Modulation of inflammasome activity by Porphyromonas gingivalis in periodontitis and associated systemic diseases

Abstract

Inflammasomes are large multiprotein complexes localized in the cytoplasm of the cell. They are responsible for the maturation of pro-inflammatory cytokines such as interleukin-1β (IL-1β) and IL-18 as well as for the activation of inflammatory cell death, the so-called pyroptosis. Inflammasomes assemble in response to cellular infection, cellular stress, or tissue damage; promote inflammatory responses and are of great importance in regulating the innate immune system in chronic inflammatory diseases such as periodontitis and several chronic systemic diseases. In addition to sensing cellular integrity, inflammasomes are involved in the homeostatic mutualism between the indigenous microbiota and the host. There are several types of inflammasomes of which NLRP3 is best characterized in microbial pathogenesis. Many opportunistic bacteria try to evade the innate immune system in order to survive in the host cells. One of these is the periodontopathogen Porphyromonas gingivalis which has been shown to have several mechanisms of modulating innate immunity by limiting the activation of the NLRP3 inflammasome. Among them, ATP-/P2X7- signaling is recently associated not only with periodontitis but also with development of several systemic diseases. The present paper reviews multiple mechanisms through which P. gingivalis can modify innate immunity by affecting inflammasome activity.

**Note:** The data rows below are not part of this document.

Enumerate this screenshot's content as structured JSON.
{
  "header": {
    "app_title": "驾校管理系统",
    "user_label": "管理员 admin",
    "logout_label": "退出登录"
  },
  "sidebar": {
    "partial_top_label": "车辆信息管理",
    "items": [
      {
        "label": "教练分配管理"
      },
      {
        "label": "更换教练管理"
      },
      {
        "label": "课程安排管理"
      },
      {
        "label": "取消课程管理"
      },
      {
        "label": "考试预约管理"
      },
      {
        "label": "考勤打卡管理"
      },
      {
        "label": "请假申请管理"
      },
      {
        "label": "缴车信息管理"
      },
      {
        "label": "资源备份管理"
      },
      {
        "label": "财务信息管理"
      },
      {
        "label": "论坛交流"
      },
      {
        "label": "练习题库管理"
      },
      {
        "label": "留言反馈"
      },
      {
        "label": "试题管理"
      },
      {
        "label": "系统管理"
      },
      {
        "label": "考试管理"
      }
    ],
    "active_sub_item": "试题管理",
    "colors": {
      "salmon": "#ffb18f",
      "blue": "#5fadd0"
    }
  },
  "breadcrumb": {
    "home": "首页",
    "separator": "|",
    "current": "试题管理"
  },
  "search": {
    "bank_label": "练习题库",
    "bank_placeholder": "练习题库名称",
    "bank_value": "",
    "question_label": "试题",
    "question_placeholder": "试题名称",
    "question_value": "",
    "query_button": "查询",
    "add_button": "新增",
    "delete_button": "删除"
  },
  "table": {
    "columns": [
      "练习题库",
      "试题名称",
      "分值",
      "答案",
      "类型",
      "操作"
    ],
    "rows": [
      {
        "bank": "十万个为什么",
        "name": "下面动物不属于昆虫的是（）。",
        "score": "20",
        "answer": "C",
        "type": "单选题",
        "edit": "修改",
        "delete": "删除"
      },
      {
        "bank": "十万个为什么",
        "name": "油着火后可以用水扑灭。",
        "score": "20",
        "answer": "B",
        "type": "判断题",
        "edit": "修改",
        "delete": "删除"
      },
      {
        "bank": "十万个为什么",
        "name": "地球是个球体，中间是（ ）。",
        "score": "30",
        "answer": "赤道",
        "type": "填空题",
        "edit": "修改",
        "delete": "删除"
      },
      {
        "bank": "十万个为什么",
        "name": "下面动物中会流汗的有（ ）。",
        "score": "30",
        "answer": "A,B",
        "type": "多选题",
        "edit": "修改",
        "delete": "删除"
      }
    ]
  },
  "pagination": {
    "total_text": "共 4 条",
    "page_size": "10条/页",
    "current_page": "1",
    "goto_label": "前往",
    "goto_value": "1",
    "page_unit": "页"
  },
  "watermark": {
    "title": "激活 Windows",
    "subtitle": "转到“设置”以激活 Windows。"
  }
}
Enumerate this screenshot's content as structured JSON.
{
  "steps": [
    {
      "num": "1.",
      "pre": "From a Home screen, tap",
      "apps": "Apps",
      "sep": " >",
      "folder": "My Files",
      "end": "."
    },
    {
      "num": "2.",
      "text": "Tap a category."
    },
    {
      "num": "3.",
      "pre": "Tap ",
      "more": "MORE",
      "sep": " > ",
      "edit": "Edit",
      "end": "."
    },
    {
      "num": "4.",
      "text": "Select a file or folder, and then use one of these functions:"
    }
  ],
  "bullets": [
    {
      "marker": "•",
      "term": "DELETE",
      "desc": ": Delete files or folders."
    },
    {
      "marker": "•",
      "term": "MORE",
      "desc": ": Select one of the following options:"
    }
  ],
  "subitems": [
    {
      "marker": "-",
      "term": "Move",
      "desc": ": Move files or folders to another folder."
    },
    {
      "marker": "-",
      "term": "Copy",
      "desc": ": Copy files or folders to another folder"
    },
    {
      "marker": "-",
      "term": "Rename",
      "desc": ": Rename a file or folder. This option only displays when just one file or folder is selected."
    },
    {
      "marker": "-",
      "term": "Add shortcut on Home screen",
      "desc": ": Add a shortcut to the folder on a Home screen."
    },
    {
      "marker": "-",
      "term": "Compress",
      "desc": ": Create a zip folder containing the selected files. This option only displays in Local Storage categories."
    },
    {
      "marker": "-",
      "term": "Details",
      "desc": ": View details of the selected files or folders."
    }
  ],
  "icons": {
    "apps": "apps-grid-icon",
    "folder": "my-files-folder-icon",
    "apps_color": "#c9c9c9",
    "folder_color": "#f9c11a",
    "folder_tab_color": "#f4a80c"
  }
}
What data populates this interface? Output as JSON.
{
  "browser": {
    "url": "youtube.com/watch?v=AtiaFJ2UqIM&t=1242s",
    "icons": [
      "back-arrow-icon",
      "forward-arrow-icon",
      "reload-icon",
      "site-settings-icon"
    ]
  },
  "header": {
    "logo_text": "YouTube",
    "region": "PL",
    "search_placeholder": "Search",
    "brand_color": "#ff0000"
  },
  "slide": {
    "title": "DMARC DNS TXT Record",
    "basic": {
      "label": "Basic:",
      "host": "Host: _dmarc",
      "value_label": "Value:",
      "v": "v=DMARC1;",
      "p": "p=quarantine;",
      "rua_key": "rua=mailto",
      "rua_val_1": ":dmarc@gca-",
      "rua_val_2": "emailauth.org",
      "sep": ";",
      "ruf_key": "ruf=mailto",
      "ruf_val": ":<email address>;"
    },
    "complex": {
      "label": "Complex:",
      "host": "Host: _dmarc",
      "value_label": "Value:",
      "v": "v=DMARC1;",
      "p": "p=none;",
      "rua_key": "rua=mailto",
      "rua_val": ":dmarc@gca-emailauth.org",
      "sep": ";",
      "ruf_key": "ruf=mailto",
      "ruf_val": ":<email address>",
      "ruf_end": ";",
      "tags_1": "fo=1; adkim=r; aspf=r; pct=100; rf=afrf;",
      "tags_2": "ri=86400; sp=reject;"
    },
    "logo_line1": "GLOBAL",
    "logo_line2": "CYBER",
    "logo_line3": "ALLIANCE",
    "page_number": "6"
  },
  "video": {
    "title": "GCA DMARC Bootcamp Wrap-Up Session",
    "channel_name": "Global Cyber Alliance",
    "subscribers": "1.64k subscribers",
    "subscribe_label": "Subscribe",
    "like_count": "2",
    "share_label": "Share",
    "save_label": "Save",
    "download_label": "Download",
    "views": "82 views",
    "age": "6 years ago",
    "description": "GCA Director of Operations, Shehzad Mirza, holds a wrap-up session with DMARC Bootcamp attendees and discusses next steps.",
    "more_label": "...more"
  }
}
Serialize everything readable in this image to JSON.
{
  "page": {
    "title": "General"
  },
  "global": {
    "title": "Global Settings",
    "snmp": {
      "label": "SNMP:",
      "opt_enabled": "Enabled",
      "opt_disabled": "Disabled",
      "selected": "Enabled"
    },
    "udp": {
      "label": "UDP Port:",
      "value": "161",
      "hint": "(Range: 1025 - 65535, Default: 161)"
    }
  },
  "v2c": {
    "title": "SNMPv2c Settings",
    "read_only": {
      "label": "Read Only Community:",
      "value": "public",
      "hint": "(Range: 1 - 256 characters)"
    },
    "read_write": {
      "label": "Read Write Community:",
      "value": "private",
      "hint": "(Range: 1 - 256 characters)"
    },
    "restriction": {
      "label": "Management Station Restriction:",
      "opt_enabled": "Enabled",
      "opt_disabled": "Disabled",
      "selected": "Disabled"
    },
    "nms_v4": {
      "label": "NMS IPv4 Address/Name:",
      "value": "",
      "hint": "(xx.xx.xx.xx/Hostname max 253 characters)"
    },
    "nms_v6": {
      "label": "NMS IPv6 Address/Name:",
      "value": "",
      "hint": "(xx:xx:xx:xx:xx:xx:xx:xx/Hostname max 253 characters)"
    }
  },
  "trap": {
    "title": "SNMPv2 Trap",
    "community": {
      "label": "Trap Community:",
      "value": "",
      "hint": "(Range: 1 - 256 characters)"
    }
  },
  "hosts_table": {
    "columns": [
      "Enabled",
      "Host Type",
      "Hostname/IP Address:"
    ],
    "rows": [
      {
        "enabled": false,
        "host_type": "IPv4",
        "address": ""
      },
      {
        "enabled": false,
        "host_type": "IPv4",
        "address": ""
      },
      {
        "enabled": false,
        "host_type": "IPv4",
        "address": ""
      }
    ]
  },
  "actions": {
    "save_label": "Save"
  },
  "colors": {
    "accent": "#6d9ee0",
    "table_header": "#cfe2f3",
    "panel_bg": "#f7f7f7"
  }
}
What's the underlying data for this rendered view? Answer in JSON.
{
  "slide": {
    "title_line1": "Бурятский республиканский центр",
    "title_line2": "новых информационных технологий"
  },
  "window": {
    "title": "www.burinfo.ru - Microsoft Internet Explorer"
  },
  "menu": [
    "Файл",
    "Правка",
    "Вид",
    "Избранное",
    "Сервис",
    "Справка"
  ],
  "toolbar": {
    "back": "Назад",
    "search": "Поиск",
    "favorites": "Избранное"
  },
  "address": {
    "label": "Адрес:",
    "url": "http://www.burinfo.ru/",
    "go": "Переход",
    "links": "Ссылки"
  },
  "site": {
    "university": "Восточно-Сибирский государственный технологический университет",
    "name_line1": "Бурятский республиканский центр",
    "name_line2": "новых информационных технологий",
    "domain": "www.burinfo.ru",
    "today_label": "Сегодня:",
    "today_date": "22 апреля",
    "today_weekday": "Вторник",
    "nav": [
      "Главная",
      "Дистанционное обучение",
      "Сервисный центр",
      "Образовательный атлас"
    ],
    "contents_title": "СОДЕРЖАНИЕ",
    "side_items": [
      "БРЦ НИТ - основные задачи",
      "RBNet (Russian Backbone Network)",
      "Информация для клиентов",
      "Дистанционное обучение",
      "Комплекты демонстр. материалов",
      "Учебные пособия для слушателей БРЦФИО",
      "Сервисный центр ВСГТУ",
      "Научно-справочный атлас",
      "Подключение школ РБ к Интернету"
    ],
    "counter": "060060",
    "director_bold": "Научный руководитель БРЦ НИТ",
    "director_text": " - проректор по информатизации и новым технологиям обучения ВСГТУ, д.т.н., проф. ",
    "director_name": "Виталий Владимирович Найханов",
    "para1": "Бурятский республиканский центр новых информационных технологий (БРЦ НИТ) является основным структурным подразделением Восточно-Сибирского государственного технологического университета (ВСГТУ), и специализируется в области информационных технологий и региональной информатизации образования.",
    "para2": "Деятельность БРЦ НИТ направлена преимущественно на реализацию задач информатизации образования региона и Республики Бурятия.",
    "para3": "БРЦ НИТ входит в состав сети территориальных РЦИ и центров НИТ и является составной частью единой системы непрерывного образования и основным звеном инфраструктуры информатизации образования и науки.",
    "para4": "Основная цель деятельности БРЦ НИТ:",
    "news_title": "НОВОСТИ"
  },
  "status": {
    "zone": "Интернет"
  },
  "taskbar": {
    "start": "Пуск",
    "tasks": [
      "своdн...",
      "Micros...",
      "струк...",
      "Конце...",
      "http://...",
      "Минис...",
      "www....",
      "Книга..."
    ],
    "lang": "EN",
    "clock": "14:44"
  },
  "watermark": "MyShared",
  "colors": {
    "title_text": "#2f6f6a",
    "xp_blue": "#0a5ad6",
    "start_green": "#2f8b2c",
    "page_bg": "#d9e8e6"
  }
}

Keywords: Porphyromonas gingivalis; inflammasomes; inflammation; innate immunity; periodontitis; persistence; subversion; systemic diseases.

Fig. 1

Major inflammasomes with known stimulators. In NLPR1 muramyl dipeptide and Bacillus anthracis lethal toxin can directly cause caspase-5 processing. NLRC4 activation is mostly related to components of Gram-negative bacteria. In AIM2, double-stranded DNA (dsDNA) binds to the HIN200 domain and requires ASC for processing of caspase-1. Also, NLPR3 requires ASC and caspase-1. It is activated in response to both exogenous and endogenous danger signals. (From ref. 19 with permission.)

Fig. 2

Activation of the NLRP3 inflammasome as a two-step mechanism. Primary signals come from activation of toll-like receptors (TLRs) which are responsible for the upregulation of NLRP3 and pro-interleukin-1β (IL-1β) in an NF-κB-dependent manner. Secondary signals come from several pathways: K⁺ efflux via P2X₇ receptor activation via ATPe coupling, endoplasmic reticulum (ER) stress, mitochondrial dysfunction, NADPH oxidase, frustrated phagocytosis, and lysosomal rupture pathways. All these primary and secondary signals converge in the production of reactive oxygen species (ROS). (From ref. 19 with permission.)